When changing a keyspace replication factor, you can force an Elasticsearch routing table update by closing and re-opening all associated elasticsearch indices. To troubleshoot search request routing, set the logging level to DEBUG for class org.elassandra.cluster.routing in the conf/logback.xml file.

Caching features

Compared to Elasticsearch, Elassandra adds to each query a token ranges filter and by fetching fields through a CQL request at the Cassandra layer.

Token Ranges Query Cache

Token ranges filter depends on the node or vnodes configuration, are quite stable and shared for all keyspaces having the same replication factor. These filters only change when the datacenter topology changes, for example when a node is temporary down or when a node is added to the datacenter. So, Elassandra use a cache to keep these queries, a conjunction of Lucene NumericRangeQuery often reused for every search requests.

As a classic caching strategy, the token_ranges_query_expire controls the expiration time of useless token ranges filter queries into memory. The default is 5 minutes.

Token Ranges Bitset Cache

When enabled, the token ranges bitset cache keeps into memory the results of the token range filter for each Lucene segment. This in-memory bitset, acting as the liveDocs Lucene thumbstones mechanism, is then reused for subsequent Lucene search queries. For each Lucene segment, this document bitset is updated when the Lucene thumbstones count increase (it’s a bitwise AND between the actual Lucene thumbstones and the token range filter result), or removed if the corresponding token ranges query is removed because unused from the token range query cache.

You can enable the token range bitset cache at index level by setting index.token_ranges_bitset_cache to true (Default is false), or configure the its default value for newly created indices at cluster or system levels.

You can also bypass this cache by adding token_ranges_bitset_cache=false in your search request :

curl -XPUT "http://localhost:9200/twitter/_search?token_ranges_bitset_cache=false&q=*:*"

Finally, you can check the in-memory size of the token ranges bitset cache with the Elasticsearch stats API, and clear it when clearing the Elasticsearch query_cache :

curl -XGET "http://localhost:9200/_stats?pretty=true"
...
"segments" : {
       "count" : 3,
       "memory_in_bytes" : 26711,
       "terms_memory_in_bytes" : 23563,
       "stored_fields_memory_in_bytes" : 1032,
       "term_vectors_memory_in_bytes" : 0,
       "norms_memory_in_bytes" : 384,
       "doc_values_memory_in_bytes" : 1732,
       "index_writer_memory_in_bytes" : 0,
       "index_writer_max_memory_in_bytes" : 421108121,
       "version_map_memory_in_bytes" : 0,
       "fixed_bit_set_memory_in_bytes" : 0,
       "token_ranges_bit_set_memory_in_bytes" : 240
     },
 ...

Cassandra Key and Row Cache

To improve CQL fetch requests response time, Cassandra provides key and row caching features configured for each Cassandra table as follow :

ALTER TABLE ... WITH caching = {'keys': 'ALL', 'rows_per_partition': '1'};

To enable Cassandra row caching, set the row_cache_size_in_mb parameter in your conf/cassandra.yaml, and set row_cache_class_name: org.apache.cassandra.cache.OHCProvider to use off-heap memory.

Tip

Elasticsearch also provides a Lucene query cache, used for segments having more than 10k documents, and for some frequent queries (queries done more than 5 or 20 times depending of the nature of the query).
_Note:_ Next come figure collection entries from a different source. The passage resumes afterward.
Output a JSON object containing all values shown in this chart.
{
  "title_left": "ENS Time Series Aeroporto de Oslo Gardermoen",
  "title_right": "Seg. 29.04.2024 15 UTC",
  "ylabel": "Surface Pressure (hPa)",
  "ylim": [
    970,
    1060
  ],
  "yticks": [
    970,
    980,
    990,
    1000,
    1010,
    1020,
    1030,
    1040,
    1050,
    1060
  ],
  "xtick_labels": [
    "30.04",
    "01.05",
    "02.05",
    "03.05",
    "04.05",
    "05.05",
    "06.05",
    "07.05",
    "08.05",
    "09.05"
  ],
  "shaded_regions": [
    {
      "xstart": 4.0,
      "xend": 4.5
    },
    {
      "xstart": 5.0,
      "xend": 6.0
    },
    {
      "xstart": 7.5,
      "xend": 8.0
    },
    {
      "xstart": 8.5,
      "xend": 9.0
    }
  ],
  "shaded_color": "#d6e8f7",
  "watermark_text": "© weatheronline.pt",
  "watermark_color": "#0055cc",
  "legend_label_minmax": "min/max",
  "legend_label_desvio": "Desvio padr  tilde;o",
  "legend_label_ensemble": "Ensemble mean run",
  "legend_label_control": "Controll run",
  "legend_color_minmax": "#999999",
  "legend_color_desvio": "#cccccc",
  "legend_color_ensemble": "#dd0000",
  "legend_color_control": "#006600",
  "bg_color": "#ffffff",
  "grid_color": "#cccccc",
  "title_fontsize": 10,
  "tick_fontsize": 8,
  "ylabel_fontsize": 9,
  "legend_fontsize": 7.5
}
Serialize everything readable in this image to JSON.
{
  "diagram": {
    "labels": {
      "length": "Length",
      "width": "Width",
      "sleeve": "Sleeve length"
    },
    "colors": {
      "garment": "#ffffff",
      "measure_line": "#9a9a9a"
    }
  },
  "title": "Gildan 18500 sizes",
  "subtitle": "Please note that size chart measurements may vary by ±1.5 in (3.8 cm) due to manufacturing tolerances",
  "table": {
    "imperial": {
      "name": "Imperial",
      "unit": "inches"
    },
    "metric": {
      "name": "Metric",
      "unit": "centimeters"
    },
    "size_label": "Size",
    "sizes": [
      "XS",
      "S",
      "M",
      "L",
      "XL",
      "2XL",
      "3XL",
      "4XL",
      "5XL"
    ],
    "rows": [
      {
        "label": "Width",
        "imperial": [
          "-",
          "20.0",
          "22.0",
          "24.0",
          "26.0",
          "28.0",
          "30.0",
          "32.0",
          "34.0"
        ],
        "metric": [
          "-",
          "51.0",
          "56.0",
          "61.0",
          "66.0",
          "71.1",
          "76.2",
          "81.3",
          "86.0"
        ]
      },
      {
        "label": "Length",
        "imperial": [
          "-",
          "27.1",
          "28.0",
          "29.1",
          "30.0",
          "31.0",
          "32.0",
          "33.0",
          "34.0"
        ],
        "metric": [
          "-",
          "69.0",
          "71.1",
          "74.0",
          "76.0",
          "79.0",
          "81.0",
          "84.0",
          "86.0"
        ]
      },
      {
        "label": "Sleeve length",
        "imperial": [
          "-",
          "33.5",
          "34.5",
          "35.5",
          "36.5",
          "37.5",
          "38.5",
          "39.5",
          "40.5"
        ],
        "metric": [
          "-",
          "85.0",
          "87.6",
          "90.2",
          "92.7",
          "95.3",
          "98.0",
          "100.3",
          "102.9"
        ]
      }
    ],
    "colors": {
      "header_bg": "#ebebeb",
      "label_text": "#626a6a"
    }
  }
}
The shard request cache, can also be enable if the token range bitset cache is disabled.

Create, delete and rebuild index

In order to create an Elasticsearch index from an existing Cassandra table, you can specify the underlying keyspace. In the following example, all columns but message is automatically mapped with the default mapping, and the message is explicitly mapped with a custom mapping.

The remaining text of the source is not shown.